Le Sénat, représentant des collectivités territoriales, est non pas le Conseil économique, social et environnemental, mais une assemblée politique.
On nous propose aujourd’hui de renoncer à ce modèle en découplant nationalité et citoyenneté et en créant deux sortes de citoyennetés : une citoyenneté nationale de plein exercice et une citoyenneté résidentielle locale.
Un ensemble politique bâti selon cette logique est en effet possible, puisqu’il en existe. À titre d’exemple, les démocraties issues de la tradition monarchique et/ou impériale entendent assurer la vie en commun non pas d’individus, d’atomes de citoyenneté, mais de communautés, de religions, de cultures différentes.
Ces modèles « multiculturels » assurent-ils mieux que le modèle républicain français la paix publique, la coexistence libre, tolérante et réellement équitable des hommes ? Les émeutes de 2001, les tentatives d’attentat de 2005 au Royaume-Uni, la brutale remise en cause aux Pays-Bas du modèle européen le plus progressiste jusque-là en font douter.
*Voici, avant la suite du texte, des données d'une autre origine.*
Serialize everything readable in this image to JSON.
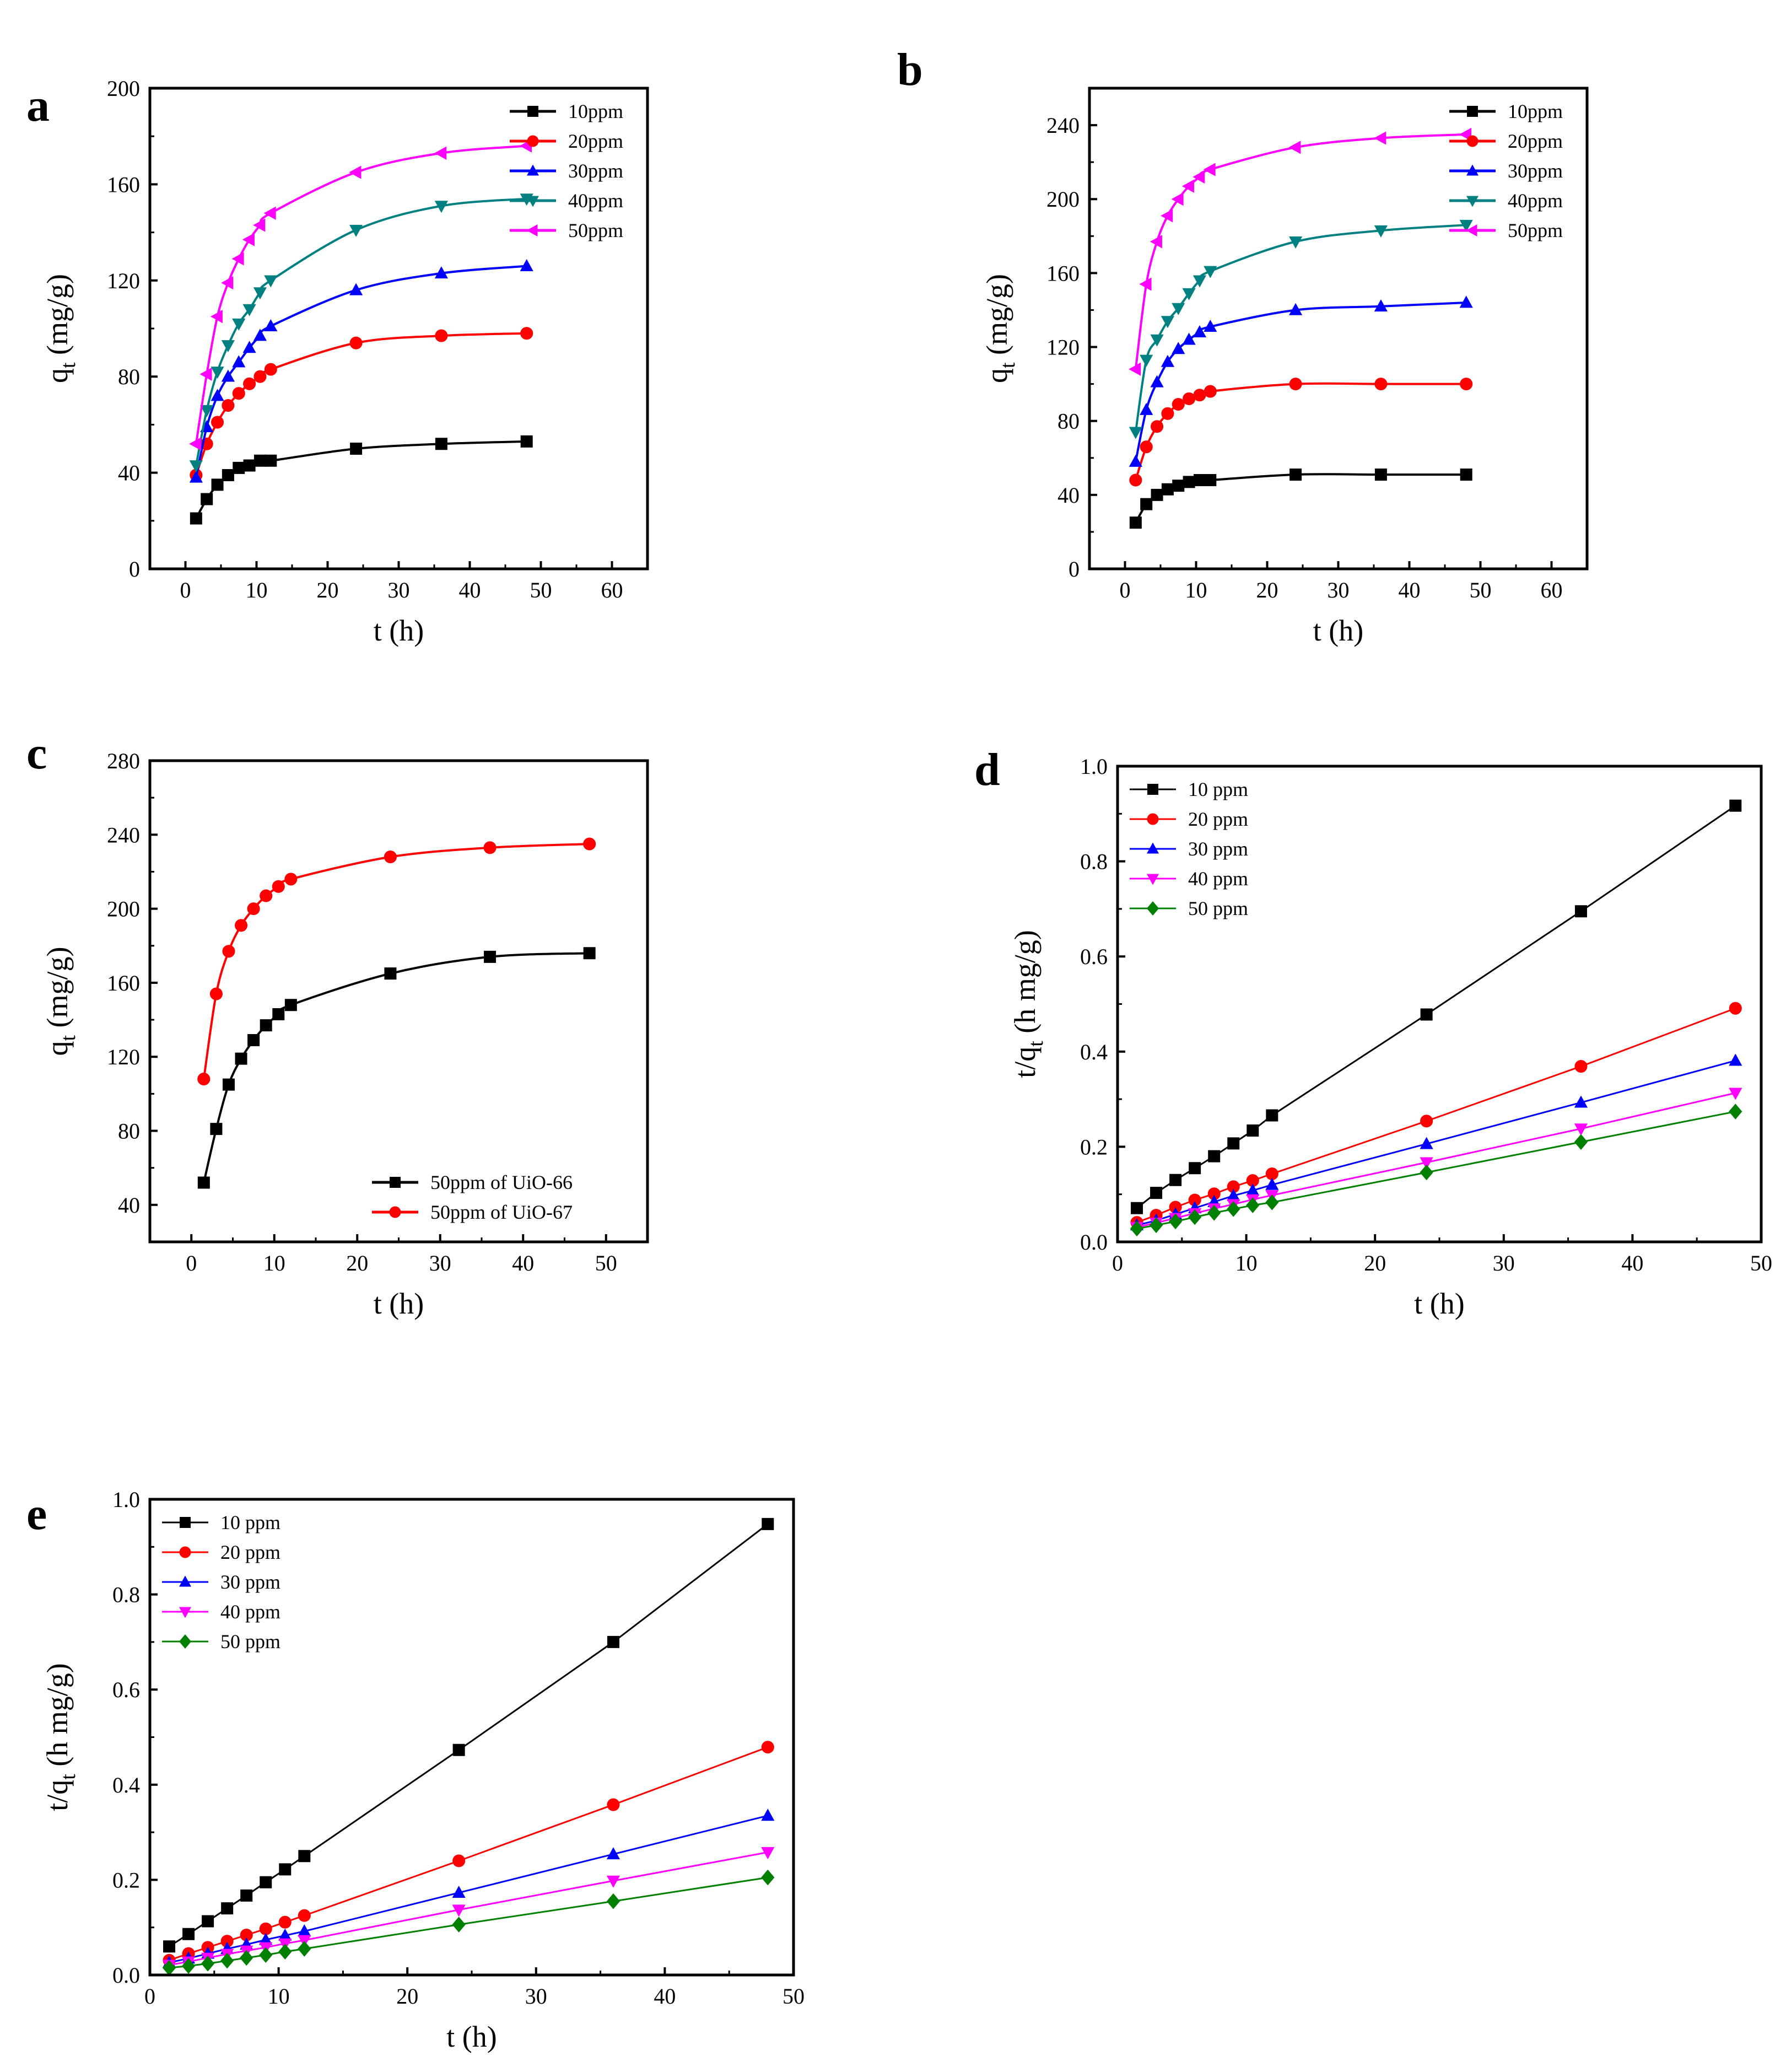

Naturellement, vous l’aurez constaté, mes chers collègues, l’Europe libérale construite autour du marché et d’une bureaucratie juridico-financière dont l’objectif est de se passer du politique et de dissoudre les nations peccamineuses ne voit qu’avantage à la citoyenneté résidentielle. Cette Europe, qui entendait unir les peuples par-delà les nations, est en train de les séparer.
La « déliaison » de la nationalité et de la citoyenneté, la citoyenneté à deux vitesses ont existé – je l’ai brièvement évoqué tout à l’heure – dans trois départements, officiellement français, en Algérie, entre 1865 et 1946, voire 1956. Rappelons-nous, les « indigènes juifs » jusqu’en 1870 et le décret Crémieux, ainsi que les « indigènes musulmans » jusqu’en 1946, pourtant de nationalité française, devaient demander à être « naturalisés » – ce terme était d'ailleurs impropre, puisqu’ils étaient déjà français – pour devenir citoyens. Un système de collèges et de quotas limitait les droits de la minorité d’« indigènes musulmans » admis à participer aux élections locales.
Le système proposé est l’image, en quelque sorte en miroir, de cette « monstruosité juridique », selon l’expression de Dominique Schnapper. Au lieu d’une nationalité sans citoyenneté, on a une citoyenneté résidentielle de deuxième rang, sans nationalité.